Member of the Cook County Board of Appeals
- In office December 1970 – November 23, 1987
- Succeeded by: Thomas A. Jaconetty

Member of the Cook County Board of Commissioners from Chicago
- In office December 1966 – 1970

Postmaster of Chicago
- In office November 2, 1961 – 1966 (acting postmaster from November November 2, 1961–October 5, 1962)
- Appointed by: John F. Kennedy
- Preceded by: Carl A. Shroeder
- Succeeded by: William Bochelli

Member of the Illinois House of Representatives from the 14th district
- In office 1957–1961

Personal details
- Born: Chicago, Illinois
- Died: November 23, 1987 (age 72) Chicago, Illinois
- Party: Democratic
- Alma mater: American Conservatory of Music
- Profession: Politician, businessman, baseball team owner

= Harry H. Semrow =

American politician and baseball team owner

Harry H. Semrow (August 19, 1915 - November 23, 1987) was an American politician, businessman, baseball team owner.

From 1957 until 1961, Semrow served in the Illinois House of Representatives as a Democrat. In 1961, President John F. Kennedy appointed Semrow postmaster of Chicago and he served until 1966. From 1966 to 1970, Semrow served on the Cook County Board of Commissioners. From 1970 until his death, Semrow served on the Cook County Board of Appeals. Semrow also owned the radio station AM 1590 WNMP and the Quad Cities Angels baseball team.

==Early life==
Semrow was born in Chicago, Illinois, Semrow served in the United States Navy during World War II and studied at the American Conservatory of Music.

==Private sector career==
Semrow owned the radio station AM 1590 WNMP in Evanston, Illinois through his company Semrow Broadcasting.

In 1986, he became the owner of the Quad Cities Angels baseball team in Davenport, Iowa. He was considered to be a well-known political figure in Chicago.

==Political and government career==
A member of the Democratic Party, Semrow held several elected positions and also served in the appointed position of postmaster of Chicago.

===Illinois state representative===
From 1957 until 1961, Sermon served as a Democratic member of the Illinois House of Representatives, representing the 14th district. He was first elected in 1956.

In his first term, he was a prominent advocate for a bill to require resuscitators in all hospitals, which passed in the state house by a unanimous 115–0 vote. In the state house, Semrow attempted to pass a ban on sparklers, bringing an 11-year-old girl that had been blinded by a sparkler to the floor of the state house in order to advocate for a ban. He also established himself as an advocate on behalf of the disabled and mentally ill.

===Postmaster of Chicago===
In order to assume the office, Semrow resigned from Illinois House of Representatives, as well as his private sector positions as president of Sermon Products and Sermon Broadcasting Company.

Semrow was nominated in October 1961 to serve as the acting postmaster of Chicago, which would have him oversee what was, at the time, the second-largest post office in the United States.

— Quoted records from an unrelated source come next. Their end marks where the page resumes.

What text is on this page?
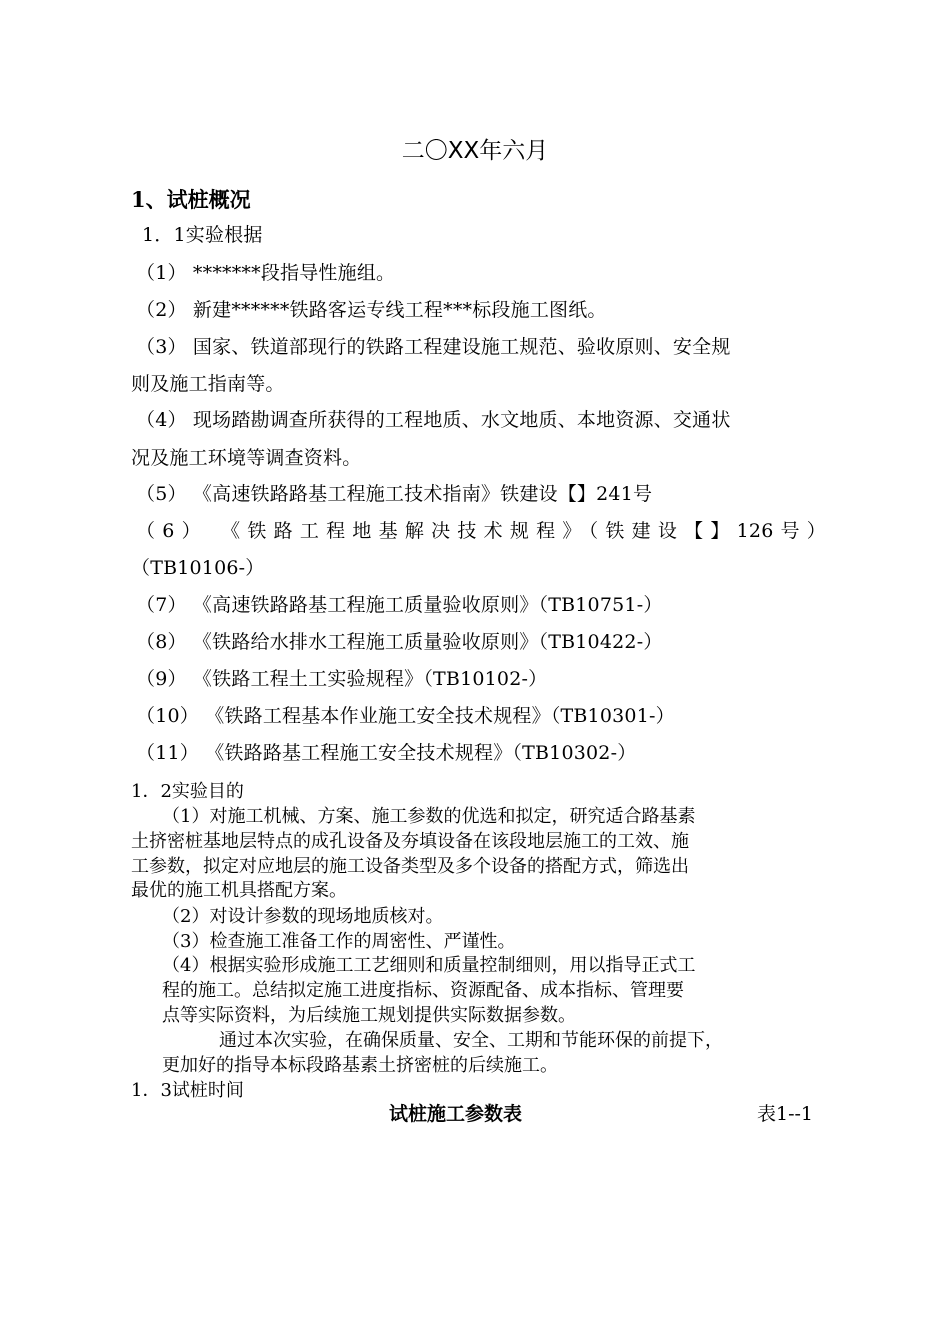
二〇XX年六月
1、试桩概况
1．1实验根据
（1） *******段指导性施组。
（2） 新建******铁路客运专线工程***标段施工图纸。
（3） 国家、铁道部现行的铁路工程建设施工规范、验收原则、安全规
则及施工指南等。
（4） 现场踏勘调查所获得的工程地质、水文地质、本地资源、交通状
况及施工环境等调查资料。
（5） 《高速铁路路基工程施工技术指南》铁建设【】241号
（6） 《铁路工程地基解决技术规程》（铁建设【】126号）
（TB10106-）
（7） 《高速铁路路基工程施工质量验收原则》（TB10751-）
（8） 《铁路给水排水工程施工质量验收原则》（TB10422-）
（9） 《铁路工程土工实验规程》（TB10102-）
（10） 《铁路工程基本作业施工安全技术规程》（TB10301-）
（11） 《铁路路基工程施工安全技术规程》（TB10302-）
1．2实验目的
（1）对施工机械、方案、施工参数的优选和拟定，研究适合路基素
土挤密桩基地层特点的成孔设备及夯填设备在该段地层施工的工效、施
工参数，拟定对应地层的施工设备类型及多个设备的搭配方式，筛选出
最优的施工机具搭配方案。
（2）对设计参数的现场地质核对。
（3）检查施工准备工作的周密性、严谨性。
（4）根据实验形成施工工艺细则和质量控制细则，用以指导正式工
程的施工。总结拟定施工进度指标、资源配备、成本指标、管理要
点等实际资料，为后续施工规划提供实际数据参数。
通过本次实验，在确保质量、安全、工期和节能环保的前提下，
更加好的指导本标段路基素土挤密桩的后续施工。
1．3试桩时间
试桩施工参数表	表1--1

He was sworn in and took office on November 2, 1961. In his first year, Semrow reported reducing expenses for the post office by roughly $3 million while seeing a 4.7% increase in male handled. As acting postmaster, Semrow also created a post office musical band, employee welfare committee, as well as employee baseball, baseball, bowling, and basketball teams. He also created a bonding policy that allowed businesses to purchase postage stamps utilizing standard bank checks if they first posted an indemnity bond.

Semrow was nominated by President John F. Kennedy to serve as the permanent postmaster of Chicago. He was confirmed by the United States Senate on October 5, 1962. Semrow held the position until he resigned in 1966.

===Cook County Board of Commissioners===
In 1966, Semrow was elected to the Cook County Board of Commissioners, the legislature of the Cook County government. However, he was defeated by Republican Richard B. Ogilvie in the coinciding election for president of the Cook County Board of Commissioners, in which he was also a candidate.

===Cook County Board of Appeals===
In 1970, Semrow resigned from the Cook County Board of Commissioners and ran for the Cook County Board of Appeals, the county's tax appeals board. He won election, and served until his death, being reelected in 1974, 1978, 1982, and 1986.

==Death==
Semrow died at the age of 72 on November 23, 1987, at his personal residence in the Edgebrook neighborhood of Chicago.